Level 2 - Tool-use / ReAct agent

The model chooses what to do next. This is where "agent" starts to earn the name.

You give the model a goal and a set of tools - search the web, query a database, send an email - and it reasons about which tool to call, calls it, sees the result, and decides what to do next. Reason, act, observe, repeat.

  • Who uses it: workflows where the model needs to make routing decisions.
  • Decisions made: which tool to call, what to pass it, and whether to keep going or return an answer.
  • Loop behavior: real, but bounded - it iterates until it has an answer or hits a limit.
  • Analogy: a personal shopper with your list and a store map. They pick the route and order, but you triggered the trip.

Level 3 - True agentic system

Sets its own subgoals. Decides when it is done. Operates across time.

You give it a high-level objective. It breaks the goal into subgoals, plans a path, takes actions, checks its own results, self-corrects when something fails, and decides on its own when the task is complete. It is not re-triggered by a human at each step.

  • Who uses it: engineers building autonomous systems.
  • Decisions made: what subgoals to create, what order to pursue them, when to retry, when to escalate, and when to declare the job finished.
  • Analogy: hiring a contractor and handing over the blueprint. They assess, plan, build, test, and tell you when it is done.

Security: this is where permissions start to matter seriously. The agent makes its own decisions across many steps, so a misconfigured permission is no longer a one-time mistake - it can cascade. Apply least privilege, sandbox anything touching production or sensitive data, and add human checkpoints at irreversible actions like deploys, deletes, or external sends.

Level 4 - Multi-agent / orchestrated agents

An agent runs other agents. This is where serious power - and serious risk - lives.

A top-level orchestrator receives a complex goal, breaks it into parallel or sequential workstreams, and delegates each to a sub-agent. Each sub-agent runs its own loop. The orchestrator collects results, resolves conflicts, and synthesizes the final output.

  • Who uses it: advanced systems where one model coordinates several specialized ones.
  • Loop behavior: nested. The outer agent loops over sub-agents; each sub-agent runs its own internal loop.
  • Analogy: a general contractor managing specialists - electricians, plumbers, framers. Each runs their own work autonomously; the GC coordinates the whole build.
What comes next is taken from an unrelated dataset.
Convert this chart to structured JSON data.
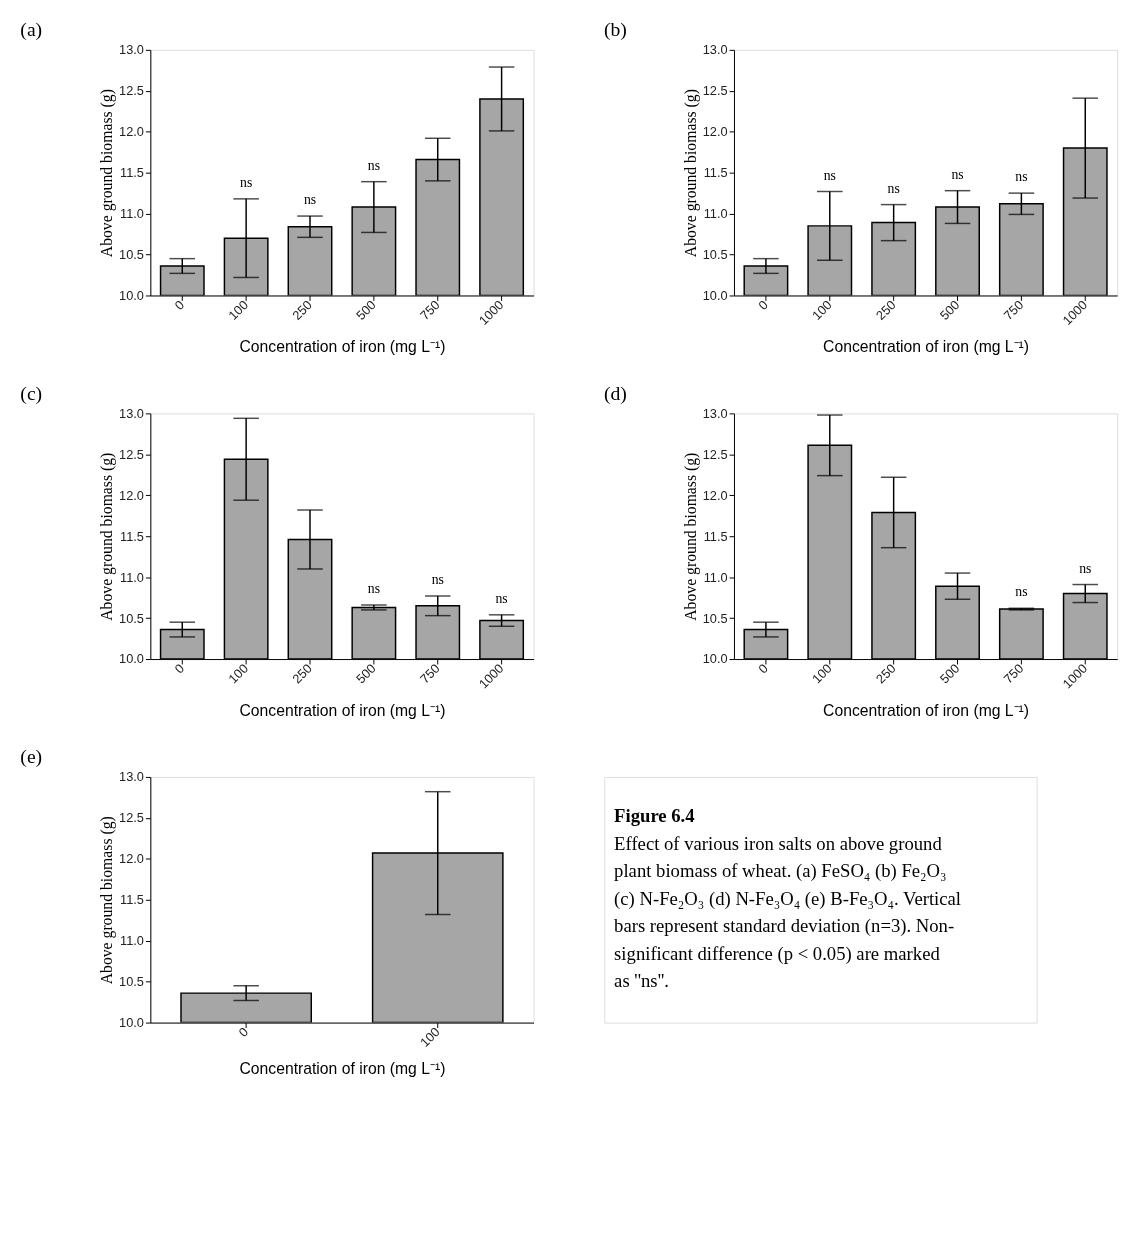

Security: sandboxing and siloing are no longer optional here. A bad permission on the orchestrator propagates to every sub-agent it spawns. Think in blast radius: if one sub-agent goes sideways, what can it reach? Scope each agent to only what its task needs, keep human checkpoints at high-stakes actions, and treat audit logging across the chain as a baseline, not an afterthought.

Why this matters

The higher the level, the tighter the permissions must be. An automation with bad permissions does one wrong thing. A true agent with bad permissions can chain ten consequential actions before anyone notices. Design for least privilege, define the blast radius, sandbox the environment, and add human checkpoints at anything irreversible - deletes, sends, deploys, payments.

The single question to ask when evaluating any "AI agent" product or workflow:

Can the system decide to do something you did not explicitly program it to do?

If no, it is an automation. Powerful, useful, but not agentic. If yes, it is at least agent-adjacent - and the higher up the spectrum it sits, the more seriously you need to think about what it can reach.